Elias Atienza is a history junior and the Mustang News opinion editor. The views expressed in this column do not reflect the viewpoints and editorial coverage of Mustang News.
When I first arrived at Cal Poly, I was a registered Republican. I was eager to campaign and vote for Sen. Rand Paul (R-KY) and his message of a bigger and better Republican Party. I was not completely on board with the Republican message, but I could appreciate their goals of fiscal responsibility along with reigning in government waste. I was on board with Paul’s message of ending the War on Drugs and criminal justice reform, and his plan to restructure the United States’ role in the world.
As the year went on and Donald Trump began to edge out in front of the rest of the GOP, I began to despair. I did not want to see someone who was against my principles become my representative as a Republican. I thought Paul’s message of a more inclusive Republican Party would win. I look back nearly three years later and wonder how I was so naive.
I swore to leave the Republican Party if Trump won the nomination. When he became the nominee in August 2016, I left the party and became a registered Independent.
I voted for Gary Johnson in the 2016 election and I do not regret my decision one bit. My principles come before any party or politician.
I was a Republican. I campaigned for Republicans during the 2016 election season. I helped out in North County with John Peschong’s and Jordan Cunningham’s campaigns a few times. I went to Northern California to campaign for Catharine Baker with the Cal Poly College Republicans. I’ve been to two California College Republicans conventions. I may not have been as involved as many College Republicans, but I was one.

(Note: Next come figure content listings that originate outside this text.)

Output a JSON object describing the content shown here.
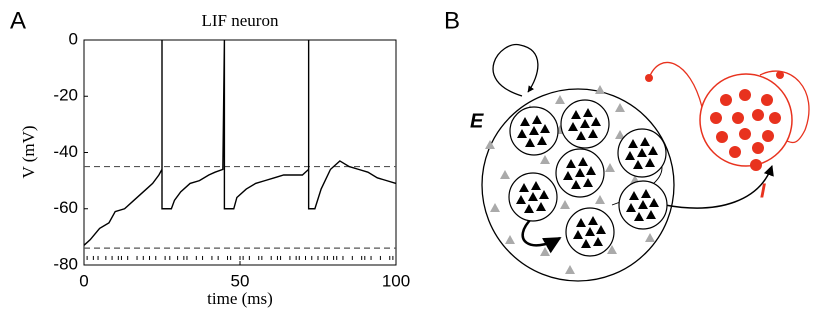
{
  "chart_data": {
    "type": "line",
    "panel_label": "A",
    "title": "LIF neuron",
    "xlabel": "time (ms)",
    "ylabel": "V (mV)",
    "x": [
      0,
      2,
      5,
      8,
      10,
      13,
      16,
      18,
      20,
      22,
      24,
      25,
      25,
      25,
      28,
      29,
      31,
      34,
      37,
      40,
      42,
      44.5,
      45,
      45,
      48,
      49,
      52,
      55,
      58,
      61,
      64,
      67,
      70,
      72,
      72,
      72,
      74,
      76,
      79,
      82,
      85,
      88,
      91,
      94,
      97,
      100
    ],
    "values": [
      -73,
      -71,
      -67,
      -65,
      -61,
      -60,
      -57,
      -55,
      -53,
      -51,
      -48,
      -46,
      0,
      -60,
      -60,
      -57,
      -54,
      -51,
      -50,
      -48,
      -47,
      -46,
      0,
      -60,
      -60,
      -56,
      -53,
      -51,
      -50,
      -49,
      -48,
      -48,
      -48,
      -46,
      0,
      -60,
      -60,
      -53,
      -46,
      -43,
      -45,
      -46,
      -47,
      -49,
      -50,
      -51
    ],
    "color": "#000000",
    "hlines": [
      -45,
      -74
    ],
    "raster": {
      "y": -77.5,
      "x": [
        1,
        3,
        4.5,
        7,
        9,
        11,
        12,
        14,
        17,
        19,
        21,
        23,
        26,
        27.5,
        30,
        32,
        33,
        36,
        38,
        41,
        43,
        46,
        47,
        50,
        51,
        53,
        56,
        57,
        60,
        62,
        63,
        66,
        68,
        69,
        71,
        73,
        75,
        77,
        78,
        80,
        81,
        83,
        86,
        89,
        90,
        92,
        95,
        98,
        99
      ]
    },
    "xlim": [
      0,
      100
    ],
    "ylim": [
      -80,
      0
    ],
    "xticks": [
      0,
      50,
      100
    ],
    "yticks": [
      0,
      -20,
      -40,
      -60,
      -80
    ]
  },
  "diagram": {
    "panel_label": "B",
    "excitatory_label": "E",
    "inhibitory_label": "I"
  }
}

Elias Atienza | Courtesy Photos
Even though I left the Republican Party in 2016, I was still involved with them. I wrote an opinion piece defending Milo’ Yiannopoulos’ invitation to Cal Poly when he first came here January 2017. When he spoke at our school, I sat in the front row and even laughed at some of the things he said. When Laura Southern came, I watched her speak and took a picture with her. I was a part of them and a part of me wanted to remain. I don’t know what it was, but I continued on.
As 2017 went on, I watched as the Republican Party became a caricature of itself, a haven for xenophobia and overt racism. I was sick of being the token minority, a role I had relished when I first came to Cal Poly as a freshman in 2015. I could no longer abide by this.
I could no longer watch as Republicans wanted to deport Dreamers and build a wall across the Mexican border. Or ban people simply because they are of a different religion or trying to escape a deadly civil war. I could not make excuses for a man who committed the same sins as the previous president, but because he had an “R” next to his name, the party let it pass.
I am no longer a Republican. I cannot be a part of a party that holds up Yiannopoulos as someone to emulate. I cannot be part of a party that continues to advocate for the War on Drugs. I cannot be part of a party that has no principles in the age of Trump. But watching that spread to the campus level, where Republican students advocated for calling ICE on their fellow students and other incidents where they fan the flames of racial tensions and troll for the sake of “owning the libs.”
Yes, they have a right to do it as protected speech under the First Amendment. It does not mean I have to approve of it.
I still believe in some Republican ideals. I believe free-market capitalism is the best way to escape poverty. I believe in free trade. I believe in reigning in wasteful government programs that do nothing to improve the lives of Americans, and I believe in a strong United States. I believe in freedom of religion. I believe in free speech, and while I may not have liked Yiannopoulos coming here to speak, everyone has a right to speak at a public university.
But I cannot be a Republican.
Many of my friends are deeply involved with the College Republicans and I hold no ill will toward them. Thomas Jefferson wrote in a letter, “I never considered a difference of opinion in politics, in religion, in philosophy, as cause for withdrawing from a friend.”
I hold this in my heart. I will not let party mentality get in the way of doing what is right. I will continue to advocate for those who are willing to overcome the partisan divide and work together to better the lives of all Americans. I will continue support politicians like Justin Amash, who have seen the dysfunction of government firsthand.
However, I am not going to do this under a party label. Parties are what are wrong with this nation and that includes Democrats and Republicans.
George Washington warned us more than 200 years ago in his farewell speech about the dangers of political parties alike.
“However, [political parties] may now and then answer popular ends, they are likely in the course of time and things, to become potent engines, by which cunning, ambitious and unprincipled men will be enabled to subvert the power of the people and to usurp for themselves the reins of government, destroying afterwards the very engines which have lifted them to unjust dominion,” Washington said.
We should heed his warning, otherwise this continued destruction of American politics will fester, even after the Trump presidency ends.